THE RELAY #1, by Zac Thompson and Andy Clarke
ANDREW: The thing that really grabbed me about this first issue was the density, not just with the writing, which deals with some pretty heady issues, but also the art, which is a major selling point for this book. I can't think of an Aftershock book that had anything less than solid art, but the work here, by Andy Clarke, really stood out. There's a bit of Steve Pugh in the faces, with the detail of an Erik Burnham. It's a good combination--so good I'm a little surprised to see him working for a smaller publisher like Aftershock rather than one of the bigger companies. Aftershock EiC Mike Marts must be doing something right.
BEEN: I agree about the art. Artist Andy Clarke and colorist Dan Brown have done an outstanding job. There's a true sense of movement, of emotion, and yes definitely of density. Visually this story is packed full of kind of a stunning amount of information and imagery yet I wasn't overwhelmed. It worked. The art pulled me in and I felt it was a good match to the density of the writing. Which we should talk about because this story is not, by any stretch, a light-hearted throwaway romp far. It has depth and, I'm guessing/hoping, legs.
ANDREW: The comic touches on some pretty heavy stuff, featuring as it does an omnivorous uber-culture that arrives at other worlds and either assimilates or destroys them. It also deals with a semi-underground faith (if not a faith, it certainly has religious aspect) focused on a guy named Donaldson, whose world followers of "The Edict" are commanded to find. The Edict is transmitted from the Relay, the monolithic building that brings the uber-culture to other worlds, which you'd think would count for something. In spite of that, the faith of one of our protagonists, Security Officer Jad, who seems to be a legitimate believer in Donaldson and the First World, does not seem well-regarded by his colleagues, who see the Donaldson myth as a population control mechanism more than anything else.
Then again, it's possible Jad, despite his action-packed introduction, isn't intended to play the part of a hero. One of the issue's most disturbing sequences is Jad arguing in favour of absorbing/dominating other cultures in order to create a single reality. There's an interesting philosophical point in there, but it's being used in defence of obliterating worlds that don't toe the Relay's line. His unquestioning devotion to forced cultural assimilation doesn't exactly make him a heroic figure in my book.

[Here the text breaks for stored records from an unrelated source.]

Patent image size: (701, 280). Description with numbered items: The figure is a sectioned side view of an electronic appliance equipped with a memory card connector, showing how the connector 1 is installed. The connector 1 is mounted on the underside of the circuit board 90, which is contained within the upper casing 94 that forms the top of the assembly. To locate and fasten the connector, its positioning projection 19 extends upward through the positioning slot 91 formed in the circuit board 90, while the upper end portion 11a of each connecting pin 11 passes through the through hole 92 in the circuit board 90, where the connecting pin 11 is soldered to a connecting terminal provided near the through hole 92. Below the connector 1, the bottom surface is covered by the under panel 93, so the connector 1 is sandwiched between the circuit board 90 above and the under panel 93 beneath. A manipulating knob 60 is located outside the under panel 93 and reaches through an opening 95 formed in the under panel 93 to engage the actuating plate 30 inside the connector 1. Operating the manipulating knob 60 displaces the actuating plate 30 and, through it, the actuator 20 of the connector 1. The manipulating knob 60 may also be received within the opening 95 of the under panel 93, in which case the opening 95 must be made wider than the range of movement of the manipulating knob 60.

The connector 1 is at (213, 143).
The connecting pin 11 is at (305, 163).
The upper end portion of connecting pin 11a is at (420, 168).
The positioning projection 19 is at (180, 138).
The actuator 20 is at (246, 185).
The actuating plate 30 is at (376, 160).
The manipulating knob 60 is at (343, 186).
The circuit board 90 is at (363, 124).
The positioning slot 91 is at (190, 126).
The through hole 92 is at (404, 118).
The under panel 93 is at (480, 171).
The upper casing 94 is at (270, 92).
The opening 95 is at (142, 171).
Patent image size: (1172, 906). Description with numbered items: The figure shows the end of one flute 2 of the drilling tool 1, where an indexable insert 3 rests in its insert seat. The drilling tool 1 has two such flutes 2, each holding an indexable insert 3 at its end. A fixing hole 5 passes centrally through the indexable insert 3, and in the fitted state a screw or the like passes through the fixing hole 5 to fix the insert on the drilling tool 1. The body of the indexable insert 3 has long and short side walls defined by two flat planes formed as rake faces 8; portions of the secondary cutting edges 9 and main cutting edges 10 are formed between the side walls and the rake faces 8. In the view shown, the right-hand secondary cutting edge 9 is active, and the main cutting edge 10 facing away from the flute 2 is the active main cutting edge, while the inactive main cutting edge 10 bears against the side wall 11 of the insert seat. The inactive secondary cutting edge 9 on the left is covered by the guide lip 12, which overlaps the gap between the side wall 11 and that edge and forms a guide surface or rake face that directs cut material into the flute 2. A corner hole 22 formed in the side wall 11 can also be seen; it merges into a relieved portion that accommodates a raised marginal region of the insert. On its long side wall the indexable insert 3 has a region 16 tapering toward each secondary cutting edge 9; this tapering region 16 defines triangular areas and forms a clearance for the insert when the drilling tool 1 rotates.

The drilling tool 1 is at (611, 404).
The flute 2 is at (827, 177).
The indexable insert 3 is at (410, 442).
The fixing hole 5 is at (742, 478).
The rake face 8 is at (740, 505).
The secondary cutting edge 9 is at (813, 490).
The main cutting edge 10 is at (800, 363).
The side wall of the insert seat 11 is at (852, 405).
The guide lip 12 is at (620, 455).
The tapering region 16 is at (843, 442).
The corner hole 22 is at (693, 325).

BEEN: I would agree with your assessment of Jad here. It's difficult to tell if he's being set up as the hero figure or not given that this first issue lays so much groundwork for so many directions to be taken in the future. But I have a hard time considering devotion to any subsuming Borg-like overlord culture to be heroic. Then again, this story could go anywhere. If Donaldson is in fact real, how does that positively or negatively impact the 'faith' the Relay transmits and is set up to control? There are more questions than answers which, in my opinion, makes for a compelling start to the series. I have no true sense of where things are going in Relay but wherever it goes I want to read it. I'm intrigued.